Viewing like an updated version Francois Truffaut's Small Change (L'Argent de pouche, 1976), Jacques Doillon's Petits Freres (1999) shows the lives of street children in the French suburban projects where poverty reigns over the ethnic population. The title though literally translated "little boys" in the popular vernacular means "kids" inclusive of girls.
Talia, a thirteen year old girl from a white neighborhood, has a dangerous stepfather, so she takes to the streets & tries to track down a friend in the projects so she can stay at his apartment. She ends up in a crowded apartment with a lot of French African kids & teens, where she is relatively safe, but awfully worried about her younger sister who is her stepfather's real daughter, though Talia is sure he cannot be trusted even with his own blood child.
She takes her dog Kim with her when she runs away. Kim's a friendly pitbull that is promptly stolen. So Talia gets a handgun for protection & spends the next week trying to find her beloved Kim, assisted by Ilies, a moslem boy who is courting her & protecting her & would seem a pretty nice friend, except that he conspired with other boys to steal Kim in the first place.
Belatedly touched by guilt, Ilies tries to get the pitbull back from the older kids who are using the dog in dog fights. But they have no intention of letting go of the dog until it has been too badly injured to put in more fights.
No adult point of view ever intrudes upon the film. There's no plot to speak of, just a couple of excuses on which hinge a number of adventures & experiences. Because we never break out of the kids' point of view, we are able to see the joy of their impoverished, often dangerous lives, because children everywhere manage to create their own world & community no matter the conditions.
The kid actors do a wonderfully credible job, only occasionally grinning into the camera. They make the script believable despite its thinness. Doillon's tendency to romanticize hides more truth than it reveals & is not entirely winning, but the film does reward patience.

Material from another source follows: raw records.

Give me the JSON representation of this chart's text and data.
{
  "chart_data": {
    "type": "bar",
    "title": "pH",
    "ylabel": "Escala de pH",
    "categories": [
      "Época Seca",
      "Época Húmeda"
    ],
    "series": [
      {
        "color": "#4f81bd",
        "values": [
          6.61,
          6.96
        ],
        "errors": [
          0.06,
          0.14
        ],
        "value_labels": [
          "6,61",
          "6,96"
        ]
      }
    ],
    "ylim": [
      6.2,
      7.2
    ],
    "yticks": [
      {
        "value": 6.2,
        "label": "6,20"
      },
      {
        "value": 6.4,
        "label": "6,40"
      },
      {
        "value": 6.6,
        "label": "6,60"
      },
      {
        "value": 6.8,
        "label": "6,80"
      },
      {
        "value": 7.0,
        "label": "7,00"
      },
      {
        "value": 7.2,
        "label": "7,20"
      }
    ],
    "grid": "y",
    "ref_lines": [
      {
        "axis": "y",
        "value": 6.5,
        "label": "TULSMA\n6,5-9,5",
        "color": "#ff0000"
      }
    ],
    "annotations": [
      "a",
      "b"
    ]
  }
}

Since Doillon's film so begs to be compared to Truffaut, Petits Freres is fun to imagine on a doublebill with Small Change, although Doillon's excellence is less apparent when stacked beside the best.
Small Change focuses mainly on a group of small town children. Truffaut shows the de facto heroism of children rich or poor, where adults are mainly disruptive & emotionally harmful.
A little girl dressed for a special event wants to take her stuffed-animal purse instead of the purse that matches her outfit. So her father loses his temper & destroys her favorite possession. An infant crawls to a balcony & falls to certain death, but is unhurt because children somehow manage to survive in this unsurvivable world.
A kid who thinks his own life is tough befriends Julien & learns how much worse life can be. A preadolescent boy gets his first major crush.
There is no plot & only a few story threads, but it's an amazing film experience that balances childhood's parade of little horrors with childhood's joys & falls finally to the side of joy.